Excursus: «La Visita de Dios»

La Sagrada Escritura presenta la historia de la Salvación como una sucesión de «visitas» de Dios a su pueblo. Estas visitas manifiestan que Dios no se olvida de Israel ni se desentiende de su destino. En este sentido la predicación de los Profetas, portadores de la palabra salvadora de Dios, se puede considerar como una visita de Dios. Las visitas de Dios –que son de índole muy diversa– preparan y anuncian la «Visita» por excelencia: la venida de Dios en Cristo Jesús. El Hijo de Dios viene a traernos la vida que Él recibe del Padre y, si le recibimos, nos dará el poder de llegar a ser hijos de Dios.

Cuando llegó el día Israel no le recibió. Por eso las lágrimas de Jesús el día de su entrada mesiánica en Jerusalén. Y el que le dijo a la madre: “No llores”, va a derramar ahora sus lágrimas sobre Jerusalén. El dolor de la madre tenía solución, y enseguida le devolverá a su hijo vivo. El dolor del corazón de Jesús, no, y pocos años después Jerusalén será arrasada. En este relato de San Lucas, Jesús nos dice por qué:

Al acercarse y ver la ciudad, lloró por ella, diciendo: “¡Si también tú conocieras en este día el mensaje de paz! Pero ahora ha quedado oculto a tus ojos. Porque vendrán días sobre ti en que tus enemigos te rodearán de empalizadas, te cercarán y te apretarán por todas partes, y te estrellarán contra el suelo a ti y a tus hijos que estén dentro de ti, y no dejarán en ti piedra sobre piedra, porque no has conocido el tiempo de tu visita”.

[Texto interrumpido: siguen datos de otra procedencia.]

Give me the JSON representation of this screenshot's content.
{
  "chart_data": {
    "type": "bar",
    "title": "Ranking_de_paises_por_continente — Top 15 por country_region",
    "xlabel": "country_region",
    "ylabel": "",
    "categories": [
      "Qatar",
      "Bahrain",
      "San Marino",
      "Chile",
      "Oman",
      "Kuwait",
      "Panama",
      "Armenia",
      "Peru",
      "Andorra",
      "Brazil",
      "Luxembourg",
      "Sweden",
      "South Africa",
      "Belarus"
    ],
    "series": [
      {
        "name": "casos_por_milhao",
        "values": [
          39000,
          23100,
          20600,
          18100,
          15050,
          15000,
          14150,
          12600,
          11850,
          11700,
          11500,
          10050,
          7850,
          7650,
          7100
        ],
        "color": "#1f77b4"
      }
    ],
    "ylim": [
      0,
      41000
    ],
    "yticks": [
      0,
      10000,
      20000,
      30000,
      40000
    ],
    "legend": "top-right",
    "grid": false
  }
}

Este tiempo de la visita de Dios a Israel se orienta a la «Venida» definitiva de Jesucristo Resucitado. Este es el relato de Marcos:

“Vosotros, pues, estad sobre aviso; mirad que os lo he predicho todo. Mas por esos días, después de aquella tribulación, el sol se oscurecerá, la luna no dará su resplandor, las estrellas irán cayendo del cielo, y las fuerzas que están en los cielos serán sacudidas. Y entonces verán al Hijo del hombre que viene entre nubes con gran poder y gloria; entonces enviará a los ángeles y reunirá de los cuatro vientos a sus elegidos, desde el extremo de la tierra hasta el extremo del cielo”.

La clave de nuestra vida es preparar este encuentro con Jesucristo glorioso; llegar a formar parte de la muchedumbre de sus elegidos.